Les Français ont le don de choisir des titres totalement pourris quand il s’agit de vendre un film américain… Avec Le pire Voisin au Monde, on s’attend à une comédie du genre Nos pires Voisins, ce qui est clairement intentionnel de la part des distributeurs. Mais il n’en est rien, et ce A Man called Otto dans la langue de Shakespeare, s’il est traversé par quelques moments absurdes, est davantage tourné vers le drame intimiste. On est loin des Banlieusards de Tom Hanks 😉 Il faut dire qu’avec le nom de Marc Forster à la réalisation, on avait du mal à penser qu’il puisse s’agir d’une comédie, lui à qui on doit A l’Ombre de la Haine, Les Cerfs-Volants de Kaboul, Quantum of Solace ou World War Z. Forster est tourné soit vers un cinéma très intimiste et social, soit vers l’action pure.

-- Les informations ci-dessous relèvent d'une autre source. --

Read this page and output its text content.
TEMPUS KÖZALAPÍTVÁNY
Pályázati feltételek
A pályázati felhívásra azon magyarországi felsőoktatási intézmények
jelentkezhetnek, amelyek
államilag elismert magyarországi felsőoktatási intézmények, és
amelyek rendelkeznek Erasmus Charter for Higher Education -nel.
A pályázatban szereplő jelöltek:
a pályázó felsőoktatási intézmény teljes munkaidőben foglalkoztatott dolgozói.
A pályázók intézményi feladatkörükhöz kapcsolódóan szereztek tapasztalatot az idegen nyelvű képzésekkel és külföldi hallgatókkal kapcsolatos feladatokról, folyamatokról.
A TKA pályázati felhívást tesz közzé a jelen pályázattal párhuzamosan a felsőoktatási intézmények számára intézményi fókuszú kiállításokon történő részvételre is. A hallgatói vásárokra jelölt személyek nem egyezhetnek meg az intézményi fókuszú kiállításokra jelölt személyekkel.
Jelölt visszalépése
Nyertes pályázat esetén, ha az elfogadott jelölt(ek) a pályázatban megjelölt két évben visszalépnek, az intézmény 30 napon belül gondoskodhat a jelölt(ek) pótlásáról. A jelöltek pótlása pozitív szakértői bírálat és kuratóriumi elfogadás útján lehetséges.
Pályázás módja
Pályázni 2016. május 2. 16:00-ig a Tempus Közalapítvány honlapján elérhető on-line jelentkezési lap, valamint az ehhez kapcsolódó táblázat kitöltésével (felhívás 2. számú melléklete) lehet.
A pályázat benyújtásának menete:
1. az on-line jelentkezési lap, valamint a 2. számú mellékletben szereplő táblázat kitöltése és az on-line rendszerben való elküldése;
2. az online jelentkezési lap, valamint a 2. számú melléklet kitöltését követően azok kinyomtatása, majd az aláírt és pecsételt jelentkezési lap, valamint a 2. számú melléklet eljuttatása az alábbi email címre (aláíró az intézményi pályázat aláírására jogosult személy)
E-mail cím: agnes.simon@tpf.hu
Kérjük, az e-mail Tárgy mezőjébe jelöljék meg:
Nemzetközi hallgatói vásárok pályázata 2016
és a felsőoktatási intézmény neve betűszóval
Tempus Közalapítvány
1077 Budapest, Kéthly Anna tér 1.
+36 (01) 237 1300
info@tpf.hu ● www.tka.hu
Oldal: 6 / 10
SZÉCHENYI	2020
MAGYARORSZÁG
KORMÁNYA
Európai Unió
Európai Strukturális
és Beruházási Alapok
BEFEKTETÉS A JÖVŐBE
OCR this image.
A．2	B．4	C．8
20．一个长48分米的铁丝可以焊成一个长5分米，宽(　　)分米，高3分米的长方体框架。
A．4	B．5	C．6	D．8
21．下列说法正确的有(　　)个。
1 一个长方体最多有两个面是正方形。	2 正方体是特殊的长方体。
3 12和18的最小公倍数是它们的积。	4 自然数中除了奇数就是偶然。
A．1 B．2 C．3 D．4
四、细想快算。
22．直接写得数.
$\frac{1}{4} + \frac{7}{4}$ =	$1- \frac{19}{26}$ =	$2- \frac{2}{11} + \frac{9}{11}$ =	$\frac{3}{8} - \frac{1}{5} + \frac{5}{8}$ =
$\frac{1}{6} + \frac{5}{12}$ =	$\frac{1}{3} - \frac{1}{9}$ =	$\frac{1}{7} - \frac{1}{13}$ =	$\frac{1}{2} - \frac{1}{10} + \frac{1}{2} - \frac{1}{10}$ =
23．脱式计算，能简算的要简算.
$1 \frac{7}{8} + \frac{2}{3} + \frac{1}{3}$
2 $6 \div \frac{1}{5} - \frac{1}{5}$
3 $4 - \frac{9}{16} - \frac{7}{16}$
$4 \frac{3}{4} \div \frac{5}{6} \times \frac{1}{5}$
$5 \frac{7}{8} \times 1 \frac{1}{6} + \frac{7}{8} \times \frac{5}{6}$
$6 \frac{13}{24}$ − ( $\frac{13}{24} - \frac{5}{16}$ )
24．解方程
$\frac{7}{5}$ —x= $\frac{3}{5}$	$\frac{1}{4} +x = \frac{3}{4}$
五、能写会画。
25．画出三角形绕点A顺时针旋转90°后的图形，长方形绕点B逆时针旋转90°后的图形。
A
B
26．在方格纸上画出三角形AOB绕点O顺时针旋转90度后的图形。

Il va avec ce pire Voisin au Monde nous raconter le quotidien d’un retraité irascible et bougon, incarné par Tom Hanks. Otto vit dans un quartier fermé d’une petite ville américaine, et se charge d’inspecter chaque jour si les résidents appliquent le règlement, en ne se privant pas de les réprimander au besoin. Il semble bien qu’Otto n’ait pas la capacité de sourire tant son visage reste impassible et fermé. On va rapidement apprendre pourquoi il mène une existence aussi solitaire et aigrie, et l’arrivée de voisins plein de vie (et d’enfants ^^) va l’obliger à remettre à plus tard les projets qu’il a en cours. Il ne s’agit probablement pas du meilleur rôle de Tom Hanks, qui use d’un mode très monolithique, mais l’acteur parvient avec ce personnage particulier à nous faire ressentir ce qui le remue intérieurement.
L’actrice mexicaine Mariana Treviño apporte une énergie contrastant beaucoup avec l’attitude d’Otto, et il va faire la connaissance de toute cette famille avec un bel agacement au départ, qui va peu à peu se muer en une certaine tendresse distante qui ne veut pas s’avouer. Si le film repose sur un scénario appelant des passages obligés, Marc Forster va être très bon dans sa manière d’exposer les blessures d’Otto. Sa façon de mettre en avant quelques objets, de jongler entre le présent et le passé, va nous permettre de découvrir qui était Otto avant qu’il ne devienne cet homme d’apparence dur et insensible, et Forster le fait avec une certaine élégance. Cela contraste avec les quelques passages obligés comme lorsque Otto aide un homme à la gare par exemple, mais les moments où ce vieux grincheux cherche une délivrance s’avèrent très touchants. On appréciera également de retrouver Rachel Keller, qui était déjà lumineuse dans Legion!
Le pire Voisin au Monde est une sorte de drame intimiste saupoudré de quelques éléments absurdes, et il se regarderait comme un film lambda s’il n’y avait pas cette profondeur dans l’exploration silencieuse de l’âme de cet homme dénommé Otto. Tom Hanks convoque un mélange de froideur et de tristesse apportant un côté universel au personnage, et qui fait de ce film un questionnement sur le temps qui passe, sur la vieillesse et sur la mort. Des sujets pas forcément très attractifs (on est donc loin de Nos pires Voisins!), mais avec la patte du metteur en scène germano-suisse Marc Forster, ce film nous touche en plein coeur à de nombreuses reprises!